Why Is Daddy in Jail?
--for the crime of wanting to see his child.
by Stephen Baskerville
In fact, about the most dangerous place for a child then is the home of a single mother. The HHS study reiterates the already well-established fact that children in single-parent homes are at much higher risk for physical and sexual abuse than those living in two-parent homes (up to thirty-three times higher when a live-in boyfriend or stepfather is present). As Maggie Gallagher sums it up in her 1996 book The Abolition of Marriage: "The person most likely to abuse a child physically is a single mother. The person most likely to abuse a child sexually is the mother's boyfriend or second husband.... Divorce, though usually portrayed as a protection against domestic violence, is far more frequently a contributing cause."

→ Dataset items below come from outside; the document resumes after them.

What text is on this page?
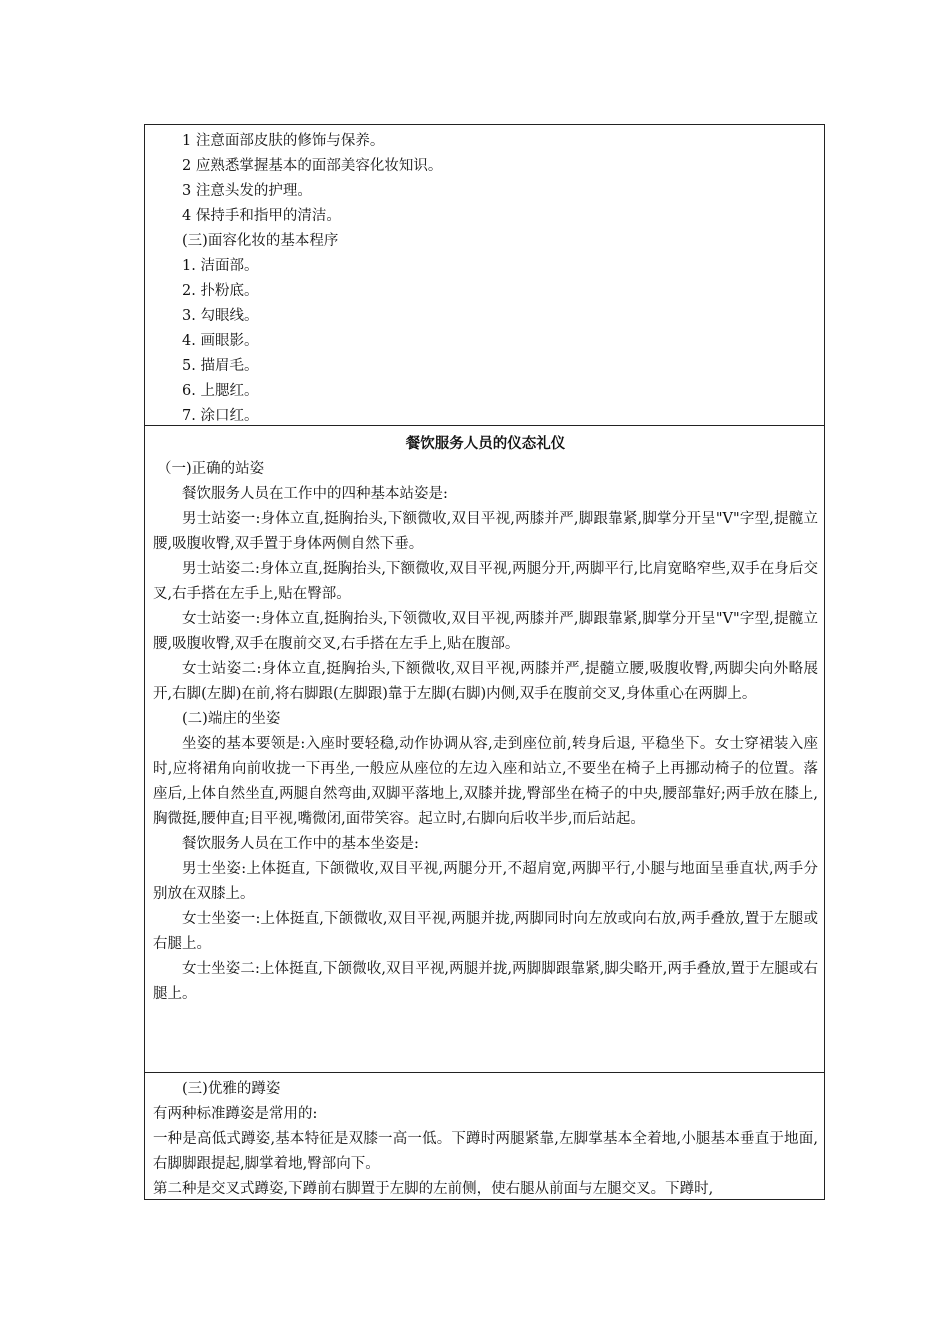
1 注意面部皮肤的修饰与保养。

2 应熟悉掌握基本的面部美容化妆知识。

3 注意头发的护理。

4 保持手和指甲的清洁。

(三)面容化妆的基本程序

1. 洁面部。

2. 扑粉底。

3. 勾眼线。

4. 画眼影。

5. 描眉毛。

6. 上腮红。

7. 涂口红。

餐饮服务人员的仪态礼仪

（一)正确的站姿

餐饮服务人员在工作中的四种基本站姿是:

男士站姿一:身体立直,挺胸抬头,下额微收,双目平视,两膝并严,脚跟靠紧,脚掌分开呈"V"字型,提髋立腰,吸腹收臀,双手置于身体两侧自然下垂。

男士站姿二:身体立直,挺胸抬头,下额微收,双目平视,两腿分开,两脚平行,比肩宽略窄些,双手在身后交叉,右手搭在左手上,贴在臀部。

女士站姿一:身体立直,挺胸抬头,下领微收,双目平视,两膝并严,脚跟靠紧,脚掌分开呈"V"字型,提髋立腰,吸腹收臀,双手在腹前交叉,右手搭在左手上,贴在腹部。

女士站姿二:身体立直,挺胸抬头,下额微收,双目平视,两膝并严,提髓立腰,吸腹收臀,两脚尖向外略展开,右脚(左脚)在前,将右脚跟(左脚跟)靠于左脚(右脚)内侧,双手在腹前交叉,身体重心在两脚上。

(二)端庄的坐姿

坐姿的基本要领是:入座时要轻稳,动作协调从容,走到座位前,转身后退, 平稳坐下。女士穿裙装入座时,应将裙角向前收拢一下再坐,一般应从座位的左边入座和站立,不要坐在椅子上再挪动椅子的位置。落座后,上体自然坐直,两腿自然弯曲,双脚平落地上,双膝并拢,臀部坐在椅子的中央,腰部靠好;两手放在膝上,胸微挺,腰伸直;目平视,嘴微闭,面带笑容。起立时,右脚向后收半步,而后站起。

餐饮服务人员在工作中的基本坐姿是:

男士坐姿:上体挺直, 下颌微收,双目平视,两腿分开,不超肩宽,两脚平行,小腿与地面呈垂直状,两手分别放在双膝上。

女士坐姿一:上体挺直,下颌微收,双目平视,两腿并拢,两脚同时向左放或向右放,两手叠放,置于左腿或右腿上。

女士坐姿二:上体挺直,下颌微收,双目平视,两腿并拢,两脚脚跟靠紧,脚尖略开,两手叠放,置于左腿或右腿上。

(三)优雅的蹲姿

有两种标准蹲姿是常用的:

一种是高低式蹲姿,基本特征是双膝一高一低。下蹲时两腿紧靠,左脚掌基本全着地,小腿基本垂直于地面,右脚脚跟提起,脚掌着地,臀部向下。

第二种是交叉式蹲姿,下蹲前右脚置于左脚的左前侧，使右腿从前面与左腿交叉。下蹲时,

At one time this may have been considered common sense, since two parents check one another's excesses and the father was seen as the children's natural protector. Not only has this role now become politically incorrect; the current system has managed to pervert it into a fault. What "male violence" does occur may well be the result of custody disputes more often than it is the cause, after all, since common sense would again suggest that fathers with no previous proclivity to violence could very well erupt when their children are arbitrarily taken from them. One is tempted to say this is what fathers are for: to become violent when someone interferes with their offspring. A 1997 study by Anne McMurray of the Griffith University School of Nursing in Australia that began with the express purpose to "provide definitive explanations for the violent behaviors of certain males," concluded that "regardless of the male's propensity toward violence" the circumstances most conducive to it arose "during the process of marital separation and divorce, particularly in relation to disputes over child custody, support, and access."
"These men," McMurray continues, "from a range of socioeconomic backgrounds and age groups, freely discussed episodes in which they had either planned, executed, or fantasized about violence against their spouses in retaliation for real or perceived injustices related to child custody, support, and/or access."
Interestingly, while violence against wives is well-publicized, the huge increase in violent attacks by fathers against judges and lawyers has gone completely unreported in the mainstream press. According to an article in the National Law Journal the year 1992 was "one of the bloodiest in divorce court history#150;a time when angry and bitter divorce litigants declared an open season on judges, lawyers, and the spouses who brought them to court."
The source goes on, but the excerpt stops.